The Dream serves up mostly combinations of chicken and ribs and sides. Munch ordered the rib dinner ($9.50), with mac 'n' cheese and yams. AFOM, who is famous for his musical Steak-a-Week ritual, appropriately ordered the Meat Lover ($9.25), a mix of ribs and chicken wings, with collard greens and green beans. PAFOM got the chicken wing dinner ($8.50), adding potato salad and mac 'n' cheese. NSFOM followed with the chicken wing dinner with sides of chicken and rice and collard greens.
Like the cabbage, the green beans and collards were heart-attack buttery. The mac 'n' cheese was gooey with a perfect bubbly crust on top. The yams were heavily sweetened with brown sugar and cooked to a melt-in-your-mouth consistency. PAFOM reported that the potato salad was low on mayonnaise, with tangy basil and onion flavoring.
The chicken wings were full wings -- not little Buffalo wings -- and were best with The Dream's sweet honey mustard sauce.
The stars of this soul food show, though, were the ribs -- just crispy enough on the outside and fall-off-the-bone juicy. They come smothered with a choice of mild or hot sauce. We selected hot, which provided a good kick without overpowering with spice.
PAFOM slung his tie over his shoulder while sampling one of Munch's ribs, noting that this is not a meal to be enjoyed when nice clothes could get in the way of the sauce. The ever-accommodating Simone pointed out the restroom, predicting correctly that napkins would not be enough for our sticky fingers.
AFOM was enjoying the meal heartily and attempting to do Dr. Atkins proud, until he noticed that the rib sauce, too, had an unmistakable infusion of brown sugar. Would this carb revelation derail his dinner?

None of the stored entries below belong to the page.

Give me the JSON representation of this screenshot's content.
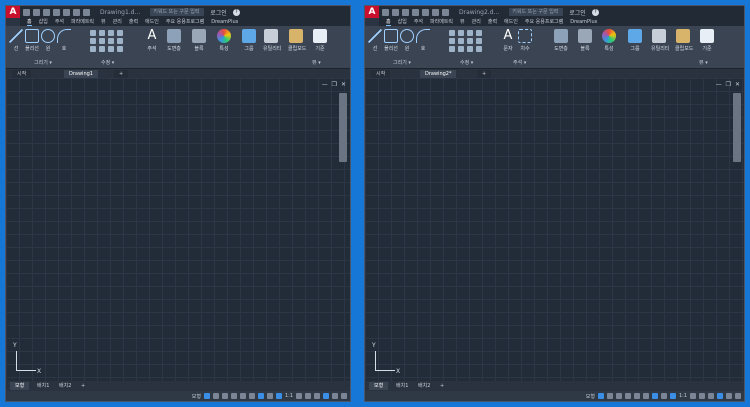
{
  "windows": [
    {
      "id": "left",
      "doc_title": "Drawing1.d...",
      "search_placeholder": "키워드 또는 구문 입력",
      "login": "로그인",
      "help": "?",
      "menu": [
        "홈",
        "삽입",
        "주석",
        "파라메트릭",
        "뷰",
        "관리",
        "출력",
        "애드인",
        "주요 응용프로그램",
        "DreamPlus"
      ],
      "ribbon_tools": [
        {
          "label": "선",
          "icon": "line-icon"
        },
        {
          "label": "폴리선",
          "icon": "polyline-icon"
        },
        {
          "label": "원",
          "icon": "circle-icon"
        },
        {
          "label": "호",
          "icon": "arc-icon"
        },
        {
          "label": "주석",
          "icon": "text-icon"
        },
        {
          "label": "도면층",
          "icon": "layers-icon"
        },
        {
          "label": "블록",
          "icon": "block-icon"
        },
        {
          "label": "특성",
          "icon": "properties-icon"
        },
        {
          "label": "그룹",
          "icon": "group-icon"
        },
        {
          "label": "유틸리티",
          "icon": "calculator-icon"
        },
        {
          "label": "클립보드",
          "icon": "clipboard-icon"
        },
        {
          "label": "기준",
          "icon": "base-icon"
        }
      ],
      "panel_labels": [
        "그리기 ▾",
        "수정 ▾",
        "뷰 ▾"
      ],
      "file_tabs": [
        "시작",
        "Drawing1",
        "+"
      ],
      "viewport_controls": "— ❐ ✕",
      "layout_tabs": [
        "모형",
        "배치1",
        "배치2",
        "+"
      ],
      "status_text": [
        "모형",
        "1:1"
      ]
    },
    {
      "id": "right",
      "doc_title": "Drawing2.d...",
      "search_placeholder": "키워드 또는 구문 입력",
      "login": "로그인",
      "help": "?",
      "menu": [
        "홈",
        "삽입",
        "주석",
        "파라메트릭",
        "뷰",
        "관리",
        "출력",
        "애드인",
        "주요 응용프로그램",
        "DreamPlus"
      ],
      "ribbon_tools": [
        {
          "label": "선",
          "icon": "line-icon"
        },
        {
          "label": "폴리선",
          "icon": "polyline-icon"
        },
        {
          "label": "원",
          "icon": "circle-icon"
        },
        {
          "label": "호",
          "icon": "arc-icon"
        },
        {
          "label": "문자",
          "icon": "text-icon"
        },
        {
          "label": "치수",
          "icon": "dimension-icon"
        },
        {
          "label": "도면층",
          "icon": "layers-icon"
        },
        {
          "label": "블록",
          "icon": "block-icon"
        },
        {
          "label": "특성",
          "icon": "properties-icon"
        },
        {
          "label": "그룹",
          "icon": "group-icon"
        },
        {
          "label": "유틸리티",
          "icon": "calculator-icon"
        },
        {
          "label": "클립보드",
          "icon": "clipboard-icon"
        },
        {
          "label": "기준",
          "icon": "base-icon"
        }
      ],
      "panel_labels": [
        "그리기 ▾",
        "수정 ▾",
        "주석 ▾",
        "뷰 ▾"
      ],
      "file_tabs": [
        "시작",
        "Drawing2*",
        "+"
      ],
      "viewport_controls": "— ❐ ✕",
      "layout_tabs": [
        "모형",
        "배치1",
        "배치2",
        "+"
      ],
      "status_text": [
        "모형",
        "1:1"
      ]
    }
  ],
  "colors": {
    "desktop": "#1677d6",
    "app_bg": "#2b3442",
    "canvas": "#222b38",
    "logo": "#c8102e",
    "accent": "#3a8ee6"
  }
}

"Eh, you only live once," AFOM proclaimed, as he dove back into his ribs.
The portions were exceedingly generous: the rib dinner had more than a half-rack size that you would order at a chain restaurant, leaving Munch to wonder how big The Dream's half-rack ($15) might be.
Weighed down by our meal and staggering out the door, we offered our sincere thanks to our BBQ provider and praised her cooking.
"It's made with love," Simone said with a laugh.
A smitten Munch couldn't have put it any better.
The Dream Bar-B-Q is at the corner of North Braddock and Hamilton avenues, Homewood.